If you plan on becoming a regular world traveling, you absolutely must go to India. You just must. Maybe not on the first trip, though, as the sights, sounds, and culture can be quite overwhelming if you're not used to traveling in non-Western countries.
posted by lunasol at 11:23 AM on June 23, 2010

A few other places I'd recommend:

Guatemala. You can spend a week on Lago Atitlan, exploring the different villages around the stunning lake. If you're into yoga/meditation, there are a bunch of retreat centers. And then there's Tikal, the ancient Mayan ruins, which are amazing.

Ladakh. this is a region of the Indian Himalayans. The capital, Leh, is an idyllic green value populated by Tibetan Buddhists, surrounded by impossibly high, snow-capped peaks. To get there you take an incredibly scenic plane trip from Delhi or travel over the highest motorable road in the world.

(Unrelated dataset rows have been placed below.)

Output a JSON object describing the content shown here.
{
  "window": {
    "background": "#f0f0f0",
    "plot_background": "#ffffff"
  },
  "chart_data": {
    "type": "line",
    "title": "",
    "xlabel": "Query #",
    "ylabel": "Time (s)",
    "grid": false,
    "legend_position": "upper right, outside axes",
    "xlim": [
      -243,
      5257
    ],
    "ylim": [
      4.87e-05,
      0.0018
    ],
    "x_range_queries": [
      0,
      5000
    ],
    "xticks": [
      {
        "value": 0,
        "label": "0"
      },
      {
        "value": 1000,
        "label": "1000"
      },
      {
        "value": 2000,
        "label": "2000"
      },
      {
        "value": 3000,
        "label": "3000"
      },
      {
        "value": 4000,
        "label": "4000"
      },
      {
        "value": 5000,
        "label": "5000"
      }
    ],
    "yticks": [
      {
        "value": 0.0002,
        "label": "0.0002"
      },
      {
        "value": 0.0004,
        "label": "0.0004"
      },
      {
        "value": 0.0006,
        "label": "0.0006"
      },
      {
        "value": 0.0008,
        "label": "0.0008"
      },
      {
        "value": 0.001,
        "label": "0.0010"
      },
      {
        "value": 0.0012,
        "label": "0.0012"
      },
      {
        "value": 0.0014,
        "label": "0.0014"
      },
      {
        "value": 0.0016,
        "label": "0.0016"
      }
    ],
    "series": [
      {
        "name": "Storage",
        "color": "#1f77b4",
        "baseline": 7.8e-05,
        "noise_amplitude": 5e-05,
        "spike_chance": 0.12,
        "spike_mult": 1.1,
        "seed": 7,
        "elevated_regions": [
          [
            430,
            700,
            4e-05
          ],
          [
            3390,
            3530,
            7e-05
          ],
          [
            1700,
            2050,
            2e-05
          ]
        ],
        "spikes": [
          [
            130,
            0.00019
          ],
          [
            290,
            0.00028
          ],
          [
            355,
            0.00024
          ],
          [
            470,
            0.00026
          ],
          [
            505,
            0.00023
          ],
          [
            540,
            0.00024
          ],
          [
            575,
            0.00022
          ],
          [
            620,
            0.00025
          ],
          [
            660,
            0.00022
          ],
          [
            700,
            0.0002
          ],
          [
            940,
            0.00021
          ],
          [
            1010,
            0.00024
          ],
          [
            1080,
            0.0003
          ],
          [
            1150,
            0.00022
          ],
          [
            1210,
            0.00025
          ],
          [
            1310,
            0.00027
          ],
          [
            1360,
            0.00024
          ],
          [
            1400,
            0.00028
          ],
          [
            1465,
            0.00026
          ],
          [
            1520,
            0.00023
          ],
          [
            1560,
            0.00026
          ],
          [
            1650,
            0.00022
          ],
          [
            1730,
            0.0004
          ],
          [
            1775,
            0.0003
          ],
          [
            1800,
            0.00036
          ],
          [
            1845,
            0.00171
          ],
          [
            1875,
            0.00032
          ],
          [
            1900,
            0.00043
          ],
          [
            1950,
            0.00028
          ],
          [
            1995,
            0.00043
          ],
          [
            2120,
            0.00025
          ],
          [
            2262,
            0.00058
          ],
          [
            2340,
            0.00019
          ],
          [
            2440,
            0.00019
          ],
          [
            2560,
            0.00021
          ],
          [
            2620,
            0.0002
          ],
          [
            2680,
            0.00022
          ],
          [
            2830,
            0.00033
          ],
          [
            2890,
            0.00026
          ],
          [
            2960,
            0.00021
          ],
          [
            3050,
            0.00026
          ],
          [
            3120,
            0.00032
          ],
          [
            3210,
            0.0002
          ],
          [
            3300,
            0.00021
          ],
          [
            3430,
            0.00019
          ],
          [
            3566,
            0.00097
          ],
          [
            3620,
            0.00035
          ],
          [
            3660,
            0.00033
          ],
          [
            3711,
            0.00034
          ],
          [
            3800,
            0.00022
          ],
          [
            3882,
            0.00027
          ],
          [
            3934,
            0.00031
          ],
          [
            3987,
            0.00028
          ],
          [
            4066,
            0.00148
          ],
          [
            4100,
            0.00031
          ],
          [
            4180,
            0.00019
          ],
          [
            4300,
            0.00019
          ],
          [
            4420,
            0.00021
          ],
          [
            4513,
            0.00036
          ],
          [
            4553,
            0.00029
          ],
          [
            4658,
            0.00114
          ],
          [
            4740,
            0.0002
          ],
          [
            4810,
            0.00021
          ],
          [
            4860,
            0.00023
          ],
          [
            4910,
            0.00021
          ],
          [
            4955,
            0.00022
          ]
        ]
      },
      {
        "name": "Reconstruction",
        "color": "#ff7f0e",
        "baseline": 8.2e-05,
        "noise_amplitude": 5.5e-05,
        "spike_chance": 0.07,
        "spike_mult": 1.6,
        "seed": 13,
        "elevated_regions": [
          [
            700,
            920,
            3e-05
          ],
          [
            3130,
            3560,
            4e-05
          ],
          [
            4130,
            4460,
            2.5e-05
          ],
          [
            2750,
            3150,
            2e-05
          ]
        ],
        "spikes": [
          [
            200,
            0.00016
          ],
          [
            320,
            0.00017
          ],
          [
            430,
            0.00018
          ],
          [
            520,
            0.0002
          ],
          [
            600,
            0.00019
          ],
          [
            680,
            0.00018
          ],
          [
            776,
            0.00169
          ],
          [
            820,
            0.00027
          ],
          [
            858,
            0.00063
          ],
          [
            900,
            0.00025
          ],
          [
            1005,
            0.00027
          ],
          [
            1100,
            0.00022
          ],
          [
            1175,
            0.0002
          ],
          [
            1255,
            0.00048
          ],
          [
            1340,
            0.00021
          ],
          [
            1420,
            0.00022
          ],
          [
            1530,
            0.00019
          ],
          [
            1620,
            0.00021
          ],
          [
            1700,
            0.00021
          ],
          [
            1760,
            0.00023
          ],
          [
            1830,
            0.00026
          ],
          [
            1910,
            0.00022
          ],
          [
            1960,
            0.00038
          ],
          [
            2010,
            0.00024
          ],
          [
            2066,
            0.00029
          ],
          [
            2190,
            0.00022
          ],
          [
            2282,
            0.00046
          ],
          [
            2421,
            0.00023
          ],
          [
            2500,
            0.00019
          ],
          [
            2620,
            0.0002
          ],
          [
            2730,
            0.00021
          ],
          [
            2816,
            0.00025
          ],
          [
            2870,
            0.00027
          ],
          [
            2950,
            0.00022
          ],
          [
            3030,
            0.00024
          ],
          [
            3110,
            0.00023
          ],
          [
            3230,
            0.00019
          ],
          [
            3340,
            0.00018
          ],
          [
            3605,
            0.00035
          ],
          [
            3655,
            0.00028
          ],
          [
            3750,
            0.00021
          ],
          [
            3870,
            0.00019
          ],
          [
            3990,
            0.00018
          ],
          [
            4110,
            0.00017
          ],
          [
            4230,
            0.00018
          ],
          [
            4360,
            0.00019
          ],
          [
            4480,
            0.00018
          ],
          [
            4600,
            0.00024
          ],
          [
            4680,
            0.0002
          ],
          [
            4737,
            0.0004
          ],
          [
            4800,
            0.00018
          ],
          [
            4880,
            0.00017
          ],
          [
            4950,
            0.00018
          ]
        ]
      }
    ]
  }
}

Nepal. The Kathmandu Valley is an amazing collection of ancient towns and villages, with an incredible richness of culture, a product of Nepal's history as a crossroads between India, China and Central Asia. Kathmandu was also an incredibly fun town with a great mix of creative expats when I was there, but I fear that might have changed due to the now-waning insurgency. And then of course there's trekking in the Himalayas. Everest gets all the hype, but I did a trek in the Annapurnas and loved it.

Laos. Laos is less about big amazing sights and more about small things that will take your breath away. Beautiful hilltop temples, amazingly friendly, lovely people, devastatingly sad history, river trips by wooden boat through karst mountains, great food ... I loved Laos so much!